Stroke Width Transform

Optical character recognition (OCR) works well on clean images, but poorly on noisy ones. The Stroke Width Transform is a technique used to extract text from a noisy image, such as a photo, by isolating shapes that share a consistent stroke width. The resulting image eliminates most of the noise but preserves text, and produces more reliable OCR results.

How it Works

SWT attempts to identify strokes inside the given image - these are elements of finite width, bounded by two roughly parallel edges, as you would see with a pen stroke on a page. Strokes are the dominant element in written and typed characters, but are relatively rare elsewhere.

The transform starts by identifying high contrast edges in the image. By traversing the image in the direction orthogonal to the edge, we can look for a parallel edge that indicates we’ve found a stroke.

Connecting adjacent stroke cross-sections with similar widths yields each complete stroke. A contiguous stroke typically represents a man-made character, since most natural or otherwise noisy shapes don’t exhibit stroke-like characteristics, and those that do usually don’t possess consistent stroke width.

The characters can be filtered, grouped (into words), and superimposed into a final output image without any knowledge of the language or font type of the text. This clean image is then much easier for OCR to process.

An OpenCV Implementation with Python

Inspired by @aperrau’s DetectText project, I wanted to play with this solution in Python. To get things rolling, I installed OpenCV with homebrew, set up a virtual environment, and symlinked the new OpenCV modules into my environment. Note that I’m using Python 2.7 and OpenCV 2.4.12 here on OSX:

$ brew tap homebrew/science
$ brew install opencv

$ virtualenv env
$ cd env/lib/python2.7/site-packages
$ ln -s /usr/local/Cellar/opencv/2.4.12/lib/python2.7/site-packages/
$ ln -s /usr/local/Cellar/opencv/2.4.12/lib/python2.7/site-packages/

Alternately, I’ve created a docker container that contains the whole setup, hosted on github:

docker pull bunn/docker-opencv
docker run -i -t bunn/docker-opencv bash

I have a basic (but slow and disorganized) prototype of SWT implemented at

Step by Step

My implementation of SWT operates in a few steps:

  1. Use the OpenCV library to extract image edges using Canny edge detection



  2. Calculate the x- and y-derivatives of the image, which can be superimposed to yield the image gradient. The gradient describes, for each pixel, the direction of greatest contrast. In the case of an edge pixel, this is synonymous with the vector normal to the edge.

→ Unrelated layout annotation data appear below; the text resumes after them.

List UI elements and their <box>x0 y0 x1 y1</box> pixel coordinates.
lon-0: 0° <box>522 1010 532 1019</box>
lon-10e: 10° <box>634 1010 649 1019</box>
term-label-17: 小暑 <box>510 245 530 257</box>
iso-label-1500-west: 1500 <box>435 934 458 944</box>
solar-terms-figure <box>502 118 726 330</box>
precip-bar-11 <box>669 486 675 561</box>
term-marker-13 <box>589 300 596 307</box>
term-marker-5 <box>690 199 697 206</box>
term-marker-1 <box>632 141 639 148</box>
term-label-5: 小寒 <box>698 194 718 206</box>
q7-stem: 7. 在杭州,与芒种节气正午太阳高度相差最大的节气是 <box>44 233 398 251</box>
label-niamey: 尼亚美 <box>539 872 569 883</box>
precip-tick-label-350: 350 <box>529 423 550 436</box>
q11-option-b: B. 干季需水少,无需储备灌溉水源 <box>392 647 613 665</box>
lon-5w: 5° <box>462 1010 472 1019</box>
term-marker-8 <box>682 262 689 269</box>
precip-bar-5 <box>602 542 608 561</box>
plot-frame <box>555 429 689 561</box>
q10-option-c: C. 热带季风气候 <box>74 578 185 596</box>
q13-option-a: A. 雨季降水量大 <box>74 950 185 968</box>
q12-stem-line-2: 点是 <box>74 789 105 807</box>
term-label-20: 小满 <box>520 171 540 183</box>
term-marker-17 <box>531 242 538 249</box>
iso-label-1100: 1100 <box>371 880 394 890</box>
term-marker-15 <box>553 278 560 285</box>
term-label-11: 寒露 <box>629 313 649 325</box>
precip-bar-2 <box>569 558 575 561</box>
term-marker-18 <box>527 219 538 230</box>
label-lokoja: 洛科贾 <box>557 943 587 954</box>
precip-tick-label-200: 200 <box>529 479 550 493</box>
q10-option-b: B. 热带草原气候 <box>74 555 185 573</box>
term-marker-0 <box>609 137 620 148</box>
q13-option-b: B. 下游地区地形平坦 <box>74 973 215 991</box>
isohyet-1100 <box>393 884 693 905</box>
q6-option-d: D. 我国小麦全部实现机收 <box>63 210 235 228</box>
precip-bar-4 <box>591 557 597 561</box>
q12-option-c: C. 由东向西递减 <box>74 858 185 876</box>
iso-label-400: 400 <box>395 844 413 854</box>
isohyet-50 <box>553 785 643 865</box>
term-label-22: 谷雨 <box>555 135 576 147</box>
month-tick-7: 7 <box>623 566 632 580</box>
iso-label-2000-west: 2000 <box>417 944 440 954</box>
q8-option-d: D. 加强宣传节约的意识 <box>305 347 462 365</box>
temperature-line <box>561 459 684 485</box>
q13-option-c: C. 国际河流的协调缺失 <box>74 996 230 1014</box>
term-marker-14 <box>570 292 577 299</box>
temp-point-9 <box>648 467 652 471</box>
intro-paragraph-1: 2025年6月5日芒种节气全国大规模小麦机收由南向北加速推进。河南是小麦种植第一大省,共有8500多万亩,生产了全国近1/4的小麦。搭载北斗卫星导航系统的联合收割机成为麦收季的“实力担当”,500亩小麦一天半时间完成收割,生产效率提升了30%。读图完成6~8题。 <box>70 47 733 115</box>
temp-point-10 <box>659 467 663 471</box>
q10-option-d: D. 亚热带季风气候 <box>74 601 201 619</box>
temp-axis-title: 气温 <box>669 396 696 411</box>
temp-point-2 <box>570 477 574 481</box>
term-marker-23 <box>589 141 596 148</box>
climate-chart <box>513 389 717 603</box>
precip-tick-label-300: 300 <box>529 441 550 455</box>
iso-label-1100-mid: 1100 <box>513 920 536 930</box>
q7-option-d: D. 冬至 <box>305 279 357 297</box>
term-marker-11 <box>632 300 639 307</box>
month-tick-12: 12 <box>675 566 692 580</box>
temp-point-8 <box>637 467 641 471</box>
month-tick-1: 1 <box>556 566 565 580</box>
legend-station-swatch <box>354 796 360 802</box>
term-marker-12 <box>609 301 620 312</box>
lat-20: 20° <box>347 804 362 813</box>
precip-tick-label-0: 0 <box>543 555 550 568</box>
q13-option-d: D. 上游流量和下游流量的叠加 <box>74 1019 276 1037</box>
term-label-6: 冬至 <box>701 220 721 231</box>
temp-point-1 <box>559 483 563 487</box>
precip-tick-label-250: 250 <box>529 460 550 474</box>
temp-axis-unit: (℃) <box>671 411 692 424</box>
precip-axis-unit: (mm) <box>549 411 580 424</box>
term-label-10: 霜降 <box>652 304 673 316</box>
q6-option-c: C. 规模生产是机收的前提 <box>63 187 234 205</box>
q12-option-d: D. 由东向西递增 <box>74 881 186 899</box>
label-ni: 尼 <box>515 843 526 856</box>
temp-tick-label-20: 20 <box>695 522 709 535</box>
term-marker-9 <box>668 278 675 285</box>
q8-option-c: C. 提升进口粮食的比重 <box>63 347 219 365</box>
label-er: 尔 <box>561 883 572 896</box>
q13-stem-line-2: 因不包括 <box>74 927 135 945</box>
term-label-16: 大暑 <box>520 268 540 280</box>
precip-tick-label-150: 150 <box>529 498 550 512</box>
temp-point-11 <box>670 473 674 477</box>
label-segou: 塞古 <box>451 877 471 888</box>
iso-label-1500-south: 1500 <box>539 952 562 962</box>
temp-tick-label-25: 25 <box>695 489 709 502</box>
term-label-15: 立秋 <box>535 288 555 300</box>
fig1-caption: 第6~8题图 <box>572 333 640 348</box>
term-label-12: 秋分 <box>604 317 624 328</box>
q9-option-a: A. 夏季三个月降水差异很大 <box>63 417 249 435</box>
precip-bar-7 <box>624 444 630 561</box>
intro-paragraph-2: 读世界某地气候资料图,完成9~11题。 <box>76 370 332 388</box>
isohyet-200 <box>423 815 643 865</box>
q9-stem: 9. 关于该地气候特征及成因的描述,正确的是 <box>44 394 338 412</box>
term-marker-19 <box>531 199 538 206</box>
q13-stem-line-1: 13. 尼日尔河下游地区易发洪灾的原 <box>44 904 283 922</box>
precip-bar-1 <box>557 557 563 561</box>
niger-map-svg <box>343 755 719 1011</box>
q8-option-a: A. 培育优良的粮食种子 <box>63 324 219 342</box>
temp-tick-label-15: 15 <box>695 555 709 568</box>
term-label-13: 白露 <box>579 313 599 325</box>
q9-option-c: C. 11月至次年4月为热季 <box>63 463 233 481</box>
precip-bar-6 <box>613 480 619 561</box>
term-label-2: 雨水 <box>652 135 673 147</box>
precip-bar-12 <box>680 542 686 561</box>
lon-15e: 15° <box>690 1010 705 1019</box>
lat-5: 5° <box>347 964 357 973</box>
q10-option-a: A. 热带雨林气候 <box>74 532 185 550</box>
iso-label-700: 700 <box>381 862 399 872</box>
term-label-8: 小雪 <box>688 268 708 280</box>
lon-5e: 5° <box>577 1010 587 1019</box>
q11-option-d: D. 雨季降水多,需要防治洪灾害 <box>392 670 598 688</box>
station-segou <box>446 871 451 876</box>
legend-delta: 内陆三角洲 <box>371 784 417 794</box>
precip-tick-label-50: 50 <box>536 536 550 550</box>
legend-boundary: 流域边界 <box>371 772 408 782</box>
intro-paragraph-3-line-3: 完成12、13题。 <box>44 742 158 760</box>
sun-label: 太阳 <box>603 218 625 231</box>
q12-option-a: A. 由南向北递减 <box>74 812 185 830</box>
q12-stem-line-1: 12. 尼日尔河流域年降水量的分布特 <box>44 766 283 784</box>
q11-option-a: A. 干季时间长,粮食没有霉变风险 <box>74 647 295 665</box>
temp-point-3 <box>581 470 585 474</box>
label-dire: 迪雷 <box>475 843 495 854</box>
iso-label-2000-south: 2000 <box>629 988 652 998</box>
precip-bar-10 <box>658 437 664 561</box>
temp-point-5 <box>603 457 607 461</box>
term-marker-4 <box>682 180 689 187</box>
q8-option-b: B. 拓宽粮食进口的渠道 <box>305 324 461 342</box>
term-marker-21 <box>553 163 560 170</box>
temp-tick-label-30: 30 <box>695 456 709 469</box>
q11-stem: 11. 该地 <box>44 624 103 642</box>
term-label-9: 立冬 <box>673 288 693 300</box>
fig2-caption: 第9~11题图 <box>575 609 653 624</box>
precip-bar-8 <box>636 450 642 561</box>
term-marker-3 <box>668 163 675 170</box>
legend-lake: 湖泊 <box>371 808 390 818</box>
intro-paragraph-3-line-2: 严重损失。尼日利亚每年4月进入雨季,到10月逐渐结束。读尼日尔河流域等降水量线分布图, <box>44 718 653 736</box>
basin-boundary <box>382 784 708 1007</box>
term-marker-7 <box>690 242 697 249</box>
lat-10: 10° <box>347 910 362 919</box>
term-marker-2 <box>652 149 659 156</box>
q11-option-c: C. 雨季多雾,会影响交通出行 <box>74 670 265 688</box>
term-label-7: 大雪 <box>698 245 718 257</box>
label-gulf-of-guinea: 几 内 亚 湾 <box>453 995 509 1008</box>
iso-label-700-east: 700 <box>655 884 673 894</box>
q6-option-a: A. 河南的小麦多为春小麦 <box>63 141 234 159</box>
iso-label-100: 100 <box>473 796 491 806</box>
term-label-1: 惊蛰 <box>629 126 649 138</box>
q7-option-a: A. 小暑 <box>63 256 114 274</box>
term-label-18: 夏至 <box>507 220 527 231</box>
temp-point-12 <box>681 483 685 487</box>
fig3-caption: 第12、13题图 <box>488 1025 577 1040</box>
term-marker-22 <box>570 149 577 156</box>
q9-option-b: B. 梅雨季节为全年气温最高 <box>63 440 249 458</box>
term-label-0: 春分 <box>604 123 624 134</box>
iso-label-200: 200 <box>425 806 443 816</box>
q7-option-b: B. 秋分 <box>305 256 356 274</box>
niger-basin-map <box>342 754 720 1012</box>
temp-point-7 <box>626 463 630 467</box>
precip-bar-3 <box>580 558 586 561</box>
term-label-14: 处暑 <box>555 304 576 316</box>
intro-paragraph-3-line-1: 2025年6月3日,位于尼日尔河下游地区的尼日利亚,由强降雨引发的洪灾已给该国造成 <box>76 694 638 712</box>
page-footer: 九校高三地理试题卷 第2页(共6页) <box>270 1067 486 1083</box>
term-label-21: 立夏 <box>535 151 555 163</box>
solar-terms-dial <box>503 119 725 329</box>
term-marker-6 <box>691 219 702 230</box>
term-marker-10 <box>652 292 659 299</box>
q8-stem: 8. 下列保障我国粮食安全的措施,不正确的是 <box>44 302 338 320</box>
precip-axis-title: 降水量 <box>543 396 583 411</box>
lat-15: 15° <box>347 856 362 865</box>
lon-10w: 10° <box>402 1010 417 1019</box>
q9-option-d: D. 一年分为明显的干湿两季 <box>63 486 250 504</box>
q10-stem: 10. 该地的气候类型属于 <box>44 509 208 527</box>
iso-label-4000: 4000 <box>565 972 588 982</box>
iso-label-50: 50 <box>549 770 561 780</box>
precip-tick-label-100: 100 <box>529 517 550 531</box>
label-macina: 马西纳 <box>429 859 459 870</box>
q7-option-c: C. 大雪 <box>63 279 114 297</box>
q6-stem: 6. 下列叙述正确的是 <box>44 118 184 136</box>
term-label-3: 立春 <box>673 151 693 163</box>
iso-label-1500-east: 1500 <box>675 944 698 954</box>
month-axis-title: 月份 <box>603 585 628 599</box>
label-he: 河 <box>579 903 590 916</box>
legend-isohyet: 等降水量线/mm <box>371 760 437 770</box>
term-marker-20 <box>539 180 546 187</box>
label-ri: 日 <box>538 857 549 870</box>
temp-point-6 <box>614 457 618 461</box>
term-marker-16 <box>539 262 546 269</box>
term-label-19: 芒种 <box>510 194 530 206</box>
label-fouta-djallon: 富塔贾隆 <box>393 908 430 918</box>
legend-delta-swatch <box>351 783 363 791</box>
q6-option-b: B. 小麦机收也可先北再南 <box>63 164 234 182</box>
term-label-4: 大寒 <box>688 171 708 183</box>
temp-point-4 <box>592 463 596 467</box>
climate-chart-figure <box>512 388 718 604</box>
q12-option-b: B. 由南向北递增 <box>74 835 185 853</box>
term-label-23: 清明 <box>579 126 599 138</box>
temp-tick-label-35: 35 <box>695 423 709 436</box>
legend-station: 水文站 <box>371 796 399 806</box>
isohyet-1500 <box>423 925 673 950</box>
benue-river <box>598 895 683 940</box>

  3. For each edge pixel, traverse in the direction θ of the gradient until the next edge pixel is encountered (or you fall off the image). If the corresponding edge pixel’s gradient is pointed in the opposite direction (θ - π), we know the newly-encountered edge is roughly parallel to the first, and we have just cut a slice through a stroke. Record the stroke width, in pixels, and assign this value to all pixels on the slice we just traversed.

  4. For pixels that may belong to multiple lines, reconcile differences in those line widths by assigning all pixels the median stroke width value. This allows the two strokes you might encounter in an ‘L’ shape (depending on the beginning edge pixel) to be considered with the same, most common, stroke width.

  5. Connect lines that overlap using a union-find data structure, resulting in a disjoint set of all overlapping stroke slices. Each set of lines is likely a single letter/character.

    An example line set:
    Letter 'B' is found!

    Another set:
    Letter 't' is found!

  6. Apply some intelligent filtering to the line sets; we should eliminate anything too small (width, height) to be a legible character, as well as anything too long or fat (width:height ratio), or too sparse (diameter:stroke width ratio) to realistically be a character.

  7. Use a k-d tree to find pairings of similarly-stroked shapes (based on stroke width), and intersect this with pairings of similarly-sized shapes (based on height/width). Calculate the angle of the text between each pair of characters.

  8. Use a k-d tree to find pairings of letter pairings with similar orientations. These groupings of letters likely form a word. Chain similar pairs together. Aligned letters form a work

  9. Produce a final image containing the resulting words.
    Final image


I’m still working on two major areas of improvement: As you can see in the above output, there are some funky long artifacts that need to be resolved. The image traversal can also be greatly improved with some work replacing nested iteration with more advanced matrix algebra.